Sure it does. They need covers to keep clean and avoid problems with the screen. And once you look around, notice how many people put book covers on theirs. Or 'Kindle covers that look like a book cover', for turbo-pedants. A lot of people habitually hold them by the spine, despite reading only on one side (unlike a book) and it not being a 'functional' choice.

    The floppy disk is not the predecessor of the save button

It was on buttons probably since GUIs were a thing. That's where it started and spread, evolving from typed commands like 'cp x A:\' or some such.

    they existed together for many years and the button image persists because it is a familiar way to represent an abstract concept.

Familiarity remained widespread long after the device itself became obsolete, but not necessarily after function.

    These are called dentils because they resemble teeth.

The OP said that. I don't need the article explained, but justified.

    I think they look nice, and it's interesting that they are now decorative elements with an atavistic function, like the non-closing shutters on the front of my house.

OK, I can understand liking a callback. I'd be partial to use 'vestigial' over 'atavistic', but you do you.

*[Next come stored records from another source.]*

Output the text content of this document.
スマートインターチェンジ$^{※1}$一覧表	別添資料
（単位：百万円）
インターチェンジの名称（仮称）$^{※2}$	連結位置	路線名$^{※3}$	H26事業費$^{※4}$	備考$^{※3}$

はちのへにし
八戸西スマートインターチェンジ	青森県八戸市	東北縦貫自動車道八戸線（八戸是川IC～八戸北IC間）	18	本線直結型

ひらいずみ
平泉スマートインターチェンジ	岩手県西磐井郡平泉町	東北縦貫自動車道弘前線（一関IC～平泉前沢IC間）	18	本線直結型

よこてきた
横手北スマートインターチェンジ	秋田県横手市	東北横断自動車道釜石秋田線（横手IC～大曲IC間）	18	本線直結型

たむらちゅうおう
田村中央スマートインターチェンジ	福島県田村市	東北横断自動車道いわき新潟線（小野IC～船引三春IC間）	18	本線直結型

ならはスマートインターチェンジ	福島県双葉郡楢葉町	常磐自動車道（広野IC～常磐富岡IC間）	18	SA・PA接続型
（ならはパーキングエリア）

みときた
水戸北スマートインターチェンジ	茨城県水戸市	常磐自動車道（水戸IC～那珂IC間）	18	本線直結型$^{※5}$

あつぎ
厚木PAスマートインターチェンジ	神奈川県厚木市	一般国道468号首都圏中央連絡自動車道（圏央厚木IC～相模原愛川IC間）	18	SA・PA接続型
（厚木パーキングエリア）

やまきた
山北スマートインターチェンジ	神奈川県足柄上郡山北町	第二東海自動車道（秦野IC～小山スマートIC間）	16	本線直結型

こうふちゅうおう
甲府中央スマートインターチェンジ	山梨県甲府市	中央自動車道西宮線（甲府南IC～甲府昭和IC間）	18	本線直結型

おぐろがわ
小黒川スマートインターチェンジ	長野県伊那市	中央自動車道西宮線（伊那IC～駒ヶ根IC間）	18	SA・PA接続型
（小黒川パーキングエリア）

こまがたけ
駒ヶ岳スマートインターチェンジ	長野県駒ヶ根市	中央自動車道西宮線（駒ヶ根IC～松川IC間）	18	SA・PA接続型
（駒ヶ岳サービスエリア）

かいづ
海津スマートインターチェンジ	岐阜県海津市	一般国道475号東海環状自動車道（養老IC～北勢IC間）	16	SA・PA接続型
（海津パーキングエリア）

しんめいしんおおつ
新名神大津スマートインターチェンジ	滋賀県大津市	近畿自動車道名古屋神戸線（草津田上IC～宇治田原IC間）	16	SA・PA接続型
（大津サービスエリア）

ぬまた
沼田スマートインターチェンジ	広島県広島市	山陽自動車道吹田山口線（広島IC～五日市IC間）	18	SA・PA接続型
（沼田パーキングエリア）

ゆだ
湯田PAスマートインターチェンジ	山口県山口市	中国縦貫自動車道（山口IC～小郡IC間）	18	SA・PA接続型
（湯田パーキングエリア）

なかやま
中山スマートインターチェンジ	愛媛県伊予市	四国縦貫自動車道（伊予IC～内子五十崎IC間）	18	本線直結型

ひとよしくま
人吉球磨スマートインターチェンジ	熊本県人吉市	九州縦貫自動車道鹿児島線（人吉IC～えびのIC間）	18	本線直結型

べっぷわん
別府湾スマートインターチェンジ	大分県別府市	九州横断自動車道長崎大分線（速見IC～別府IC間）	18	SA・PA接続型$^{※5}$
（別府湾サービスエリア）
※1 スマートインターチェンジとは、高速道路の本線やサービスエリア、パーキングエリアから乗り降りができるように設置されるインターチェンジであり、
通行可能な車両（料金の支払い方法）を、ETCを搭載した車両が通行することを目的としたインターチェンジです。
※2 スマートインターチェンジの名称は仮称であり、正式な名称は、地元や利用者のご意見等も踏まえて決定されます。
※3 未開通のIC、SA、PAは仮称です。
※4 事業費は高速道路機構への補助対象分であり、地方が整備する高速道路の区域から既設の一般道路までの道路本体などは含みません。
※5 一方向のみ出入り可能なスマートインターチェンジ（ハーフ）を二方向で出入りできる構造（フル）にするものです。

wasoxygen  ·  416 days ago  ·  link  ·  

I understand the point of the article to be that it's interesting when artifacts evolve and previously functional elements are retained for a purely decorative purpose. I take your point to be that it's not so interesting.

Consider that a typical Kindle contains dozens of books, so it is more like a bookshelf than a single book. The original design intent was for the device to "get out of the way and disappear so you can enter the author’s world." The display may have a page-turning animation, or a dog-ear icon indicating a bookmark, or adjustable margins, but outside of the reading interface I don't see book-like structural features, certainly not a spine to hold the pages together and display the title while the book is shelved.

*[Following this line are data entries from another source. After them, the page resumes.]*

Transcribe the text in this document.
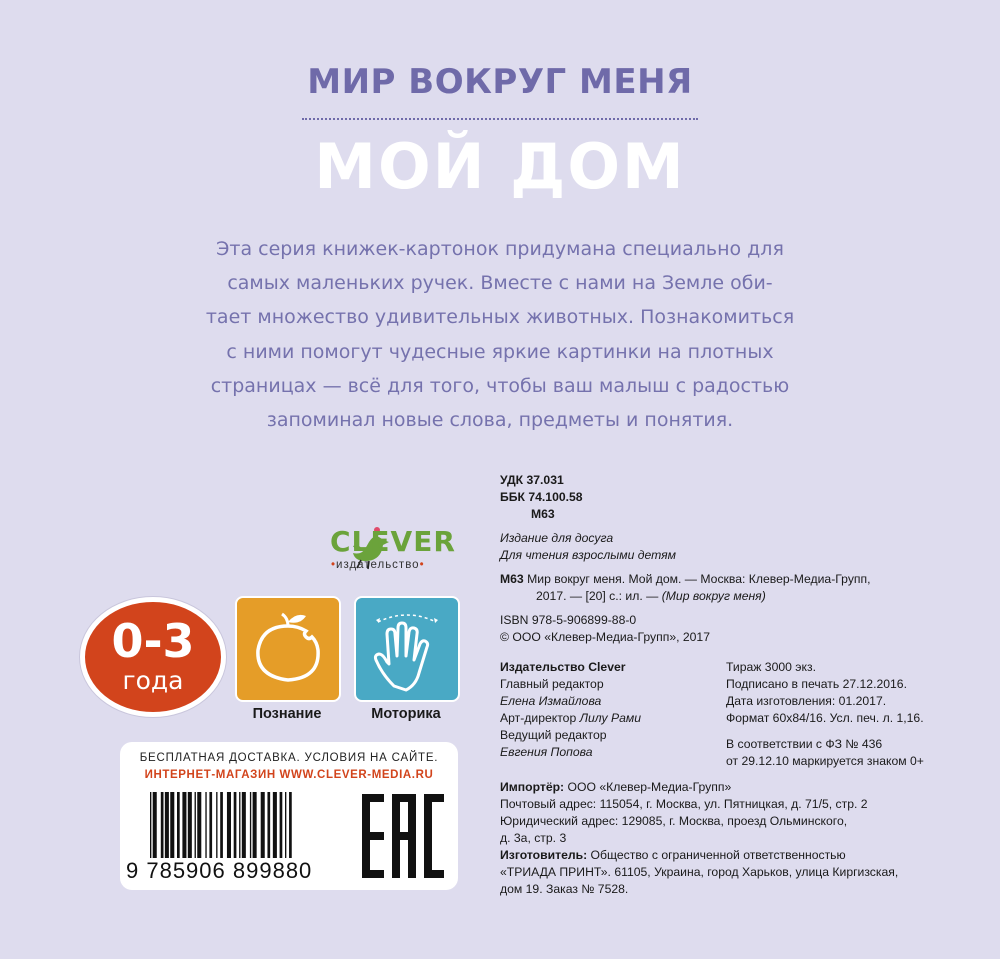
МИР ВОКРУГ МЕНЯ
МОЙ ДОМ
Эта серия книжек-картонок придумана специально для
самых маленьких ручек. Вместе с нами на Земле оби-
тает множество удивительных животных. Познакомиться
с ними помогут чудесные яркие картинки на плотных
страницах — всё для того, чтобы ваш малыш с радостью
запоминал новые слова, предметы и понятия.
CLEVER
•издательство•
0-3
года
Познание	Моторика
БЕСПЛАТНАЯ ДОСТАВКА. УСЛОВИЯ НА САЙТЕ.
ИНТЕРНЕТ-МАГАЗИН WWW.CLEVER-MEDIA.RU
9 785906 899880
УДК 37.031
ББК 74.100.58
М63
Издание для досуга
Для чтения взрослыми детям
М63 Мир вокруг меня. Мой дом. — Москва: Клевер-Медиа-Групп,
2017. — [20] с.: ил. — (Мир вокруг меня)
ISBN 978-5-906899-88-0
© ООО «Клевер-Медиа-Групп», 2017
Издательство Clever
Главный редактор
Елена Измайлова
Арт-директор Лилу Рами
Ведущий редактор
Евгения Попова
Тираж 3000 экз.
Подписано в печать 27.12.2016.
Дата изготовления: 01.2017.
Формат 60х84/16. Усл. печ. л. 1,16.
В соответствии с ФЗ № 436
от 29.12.10 маркируется знаком 0+
Импортёр: ООО «Клевер-Медиа-Групп»
Почтовый адрес: 115054, г. Москва, ул. Пятницкая, д. 71/5, стр. 2
Юридический адрес: 129085, г. Москва, проезд Ольминского,
д. 3а, стр. 3
Изготовитель: Общество с ограниченной ответственностью
«ТРИАДА ПРИНТ». 61105, Украина, город Харьков, улица Киргизская,
дом 19. Заказ № 7528.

A cover is a functional accessory "to keep clean and avoid problems with the screen" and not a merely decorative replacement for a formerly functional element. Hardback books have dust jackets that also have a functional purpose: to protect (and decorate) the book.

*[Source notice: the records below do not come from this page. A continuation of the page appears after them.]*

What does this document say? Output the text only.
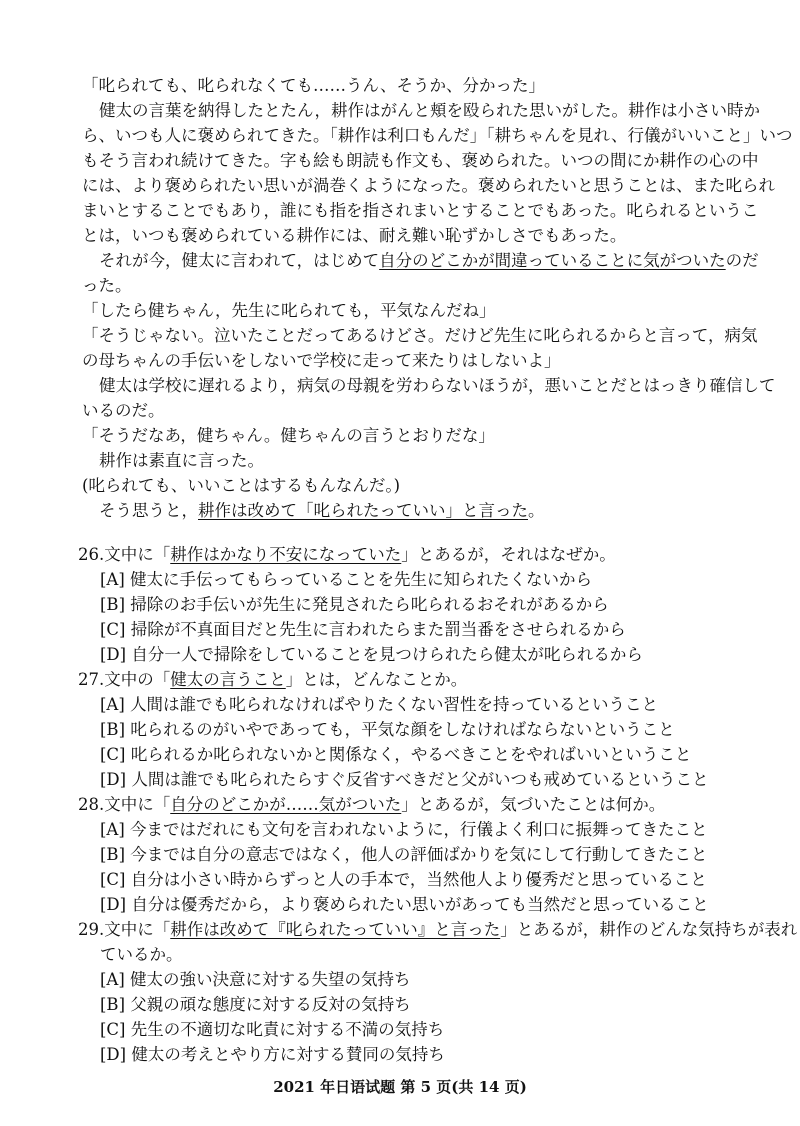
「叱られても、叱られなくても……うん、そうか、分かった」
健太の言葉を納得したとたん，耕作はがんと頬を殴られた思いがした。耕作は小さい時か
ら、いつも人に褒められてきた。「耕作は利口もんだ」「耕ちゃんを見れ、行儀がいいこと」いつ
もそう言われ続けてきた。字も絵も朗読も作文も、褒められた。いつの間にか耕作の心の中
には、より褒められたい思いが渦巻くようになった。褒められたいと思うことは、また叱られ
まいとすることでもあり，誰にも指を指されまいとすることでもあった。叱られるというこ
とは，いつも褒められている耕作には、耐え難い恥ずかしさでもあった。
それが今，健太に言われて，はじめて自分のどこかが間違っていることに気がついたのだ
った。
「したら健ちゃん，先生に叱られても，平気なんだね」
「そうじゃない。泣いたことだってあるけどさ。だけど先生に叱られるからと言って，病気
の母ちゃんの手伝いをしないで学校に走って来たりはしないよ」
健太は学校に遅れるより，病気の母親を労わらないほうが，悪いことだとはっきり確信して
いるのだ。
「そうだなあ，健ちゃん。健ちゃんの言うとおりだな」
耕作は素直に言った。
(叱られても、いいことはするもんなんだ。)
そう思うと，耕作は改めて「叱られたっていい」と言った。
26.文中に「耕作はかなり不安になっていた」とあるが，それはなぜか。
[A] 健太に手伝ってもらっていることを先生に知られたくないから
[B] 掃除のお手伝いが先生に発見されたら叱られるおそれがあるから
[C] 掃除が不真面目だと先生に言われたらまた罰当番をさせられるから
[D] 自分一人で掃除をしていることを見つけられたら健太が叱られるから
27.文中の「健太の言うこと」とは，どんなことか。
[A] 人間は誰でも叱られなければやりたくない習性を持っているということ
[B] 叱られるのがいやであっても，平気な顔をしなければならないということ
[C] 叱られるか叱られないかと関係なく，やるべきことをやればいいということ
[D] 人間は誰でも叱られたらすぐ反省すべきだと父がいつも戒めているということ
28.文中に「自分のどこかが……気がついた」とあるが，気づいたことは何か。
[A] 今まではだれにも文句を言われないように，行儀よく利口に振舞ってきたこと
[B] 今までは自分の意志ではなく，他人の評価ばかりを気にして行動してきたこと
[C] 自分は小さい時からずっと人の手本で，当然他人より優秀だと思っていること
[D] 自分は優秀だから，より褒められたい思いがあっても当然だと思っていること
29.文中に「耕作は改めて『叱られたっていい』と言った」とあるが，耕作のどんな気持ちが表れ
ているか。
[A] 健太の強い決意に対する失望の気持ち
[B] 父親の頑な態度に対する反対の気持ち
[C] 先生の不適切な叱責に対する不満の気持ち
[D] 健太の考えとやり方に対する賛同の気持ち
2021 年日语试题 第 5 页(共 14 页)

I don't see the relevance of the floppy disk or save button. Storage media has evolved considerably, from flexible plastic disks to hard platters in metal enclosures, shiny CD-ROMs and DVDs, and now solid state flash memory. At no point was a previously functional element retained for decorative purposes. The GUI happened to become popular when the 3.5-inch disk was in service, the save button adopted that image as an icon and has not evolved since.

    The OP said that.

Indeed, that must be why I was looking for dentils in my photo, but I forgot by the time I got to the nitpick-Devac stage. "Vestigial" is probably a better fit, but it implies uselessness so maybe we are stuck with "skeuomorphic."